The final step of a data science problem is to draw conclusions that is tied to problem at hand. For our case here, the question was whether the data is useful enough that we should purchase it. Of course, the answer is yes. However, how do we sell this idea to the management? We need to highlight our findings. Recall from the previous tutorials, our findings include:

  1. Using the data we can statistically improve the success rate of a blogpost our department wrote by using guidelines involving word counts, posting day etc
  2. Using the data we can form a predictive model which increases our user exposure by capturing a higher number of comments.

We can present this conclusion in a more eye-catching way by adding in some numbers. For example, comparing with the success of a random post, we have determined that we can increase the rate of success by 3.9 times (from tutorial 2). In this tutorial, it was determined above that using the best model, we can capture 10 times more comments compare to randomly selecting a post.

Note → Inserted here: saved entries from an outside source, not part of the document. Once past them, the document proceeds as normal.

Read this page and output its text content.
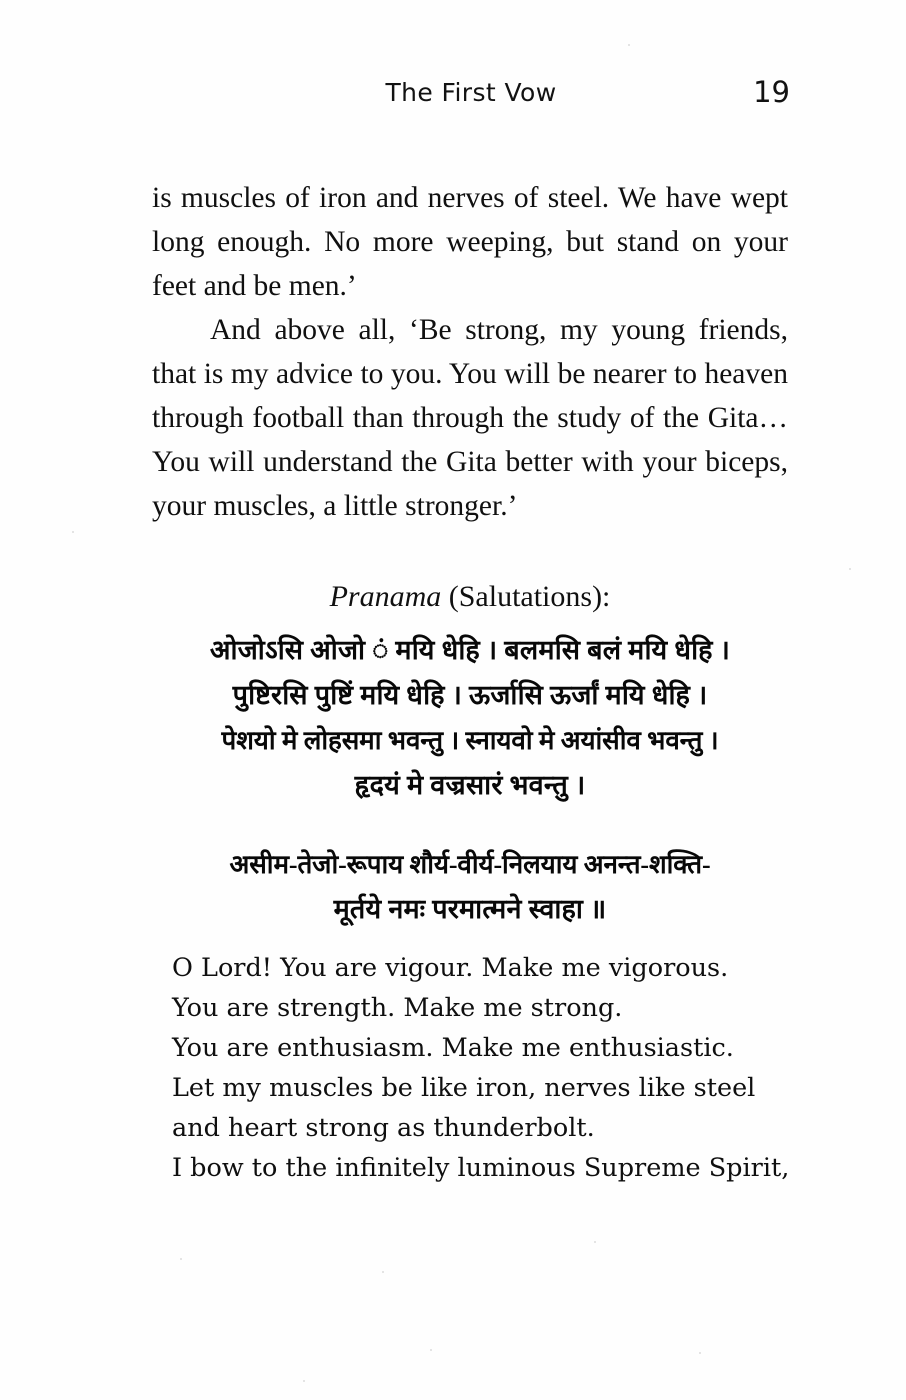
The First Vow	19

is muscles of iron and nerves of steel. We have wept long enough. No more weeping, but stand on your feet and be men.’

And above all, ‘Be strong, my young friends, that is my advice to you. You will be nearer to heaven through football than through the study of the Gita…You will understand the Gita better with your biceps, your muscles, a little stronger.’

Pranama (Salutations):

ओजोऽसि ओजो ं मयि धेहि । बलमसि बलं मयि धेहि ।
पुष्टिरसि पुष्टिं मयि धेहि । ऊर्जासि ऊर्जां मयि धेहि ।
पेशयो मे लोहसमा भवन्तु । स्नायवो मे अयांसीव भवन्तु ।
हृदयं मे वज्रसारं भवन्तु ।
असीम-तेजो-रूपाय शौर्य-वीर्य-निलयाय अनन्त-शक्ति-
मूर्तये नमः परमात्मने स्वाहा ॥
O Lord! You are vigour. Make me vigorous.
You are strength. Make me strong.
You are enthusiasm. Make me enthusiastic.
Let my muscles be like iron, nerves like steel
and heart strong as thunderbolt.
I bow to the infinitely luminous Supreme Spirit,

These are pretty strong numbers and is exactly what upper management want to see. We can present these using a slide in an eye-catching way:

slide2.JPG

So we have come to the end of our data science problem. In the four tutorials we have went through the data science pipeline, from loading and inspecting and processing of the data, basic statistical analysis, formulation and training of a machine learning model, and the interpretation of the model to draw conclusions. Note that this is a general pipeline that is application to any data science problem that you may have. I hope this tutorial series have been helpful for you.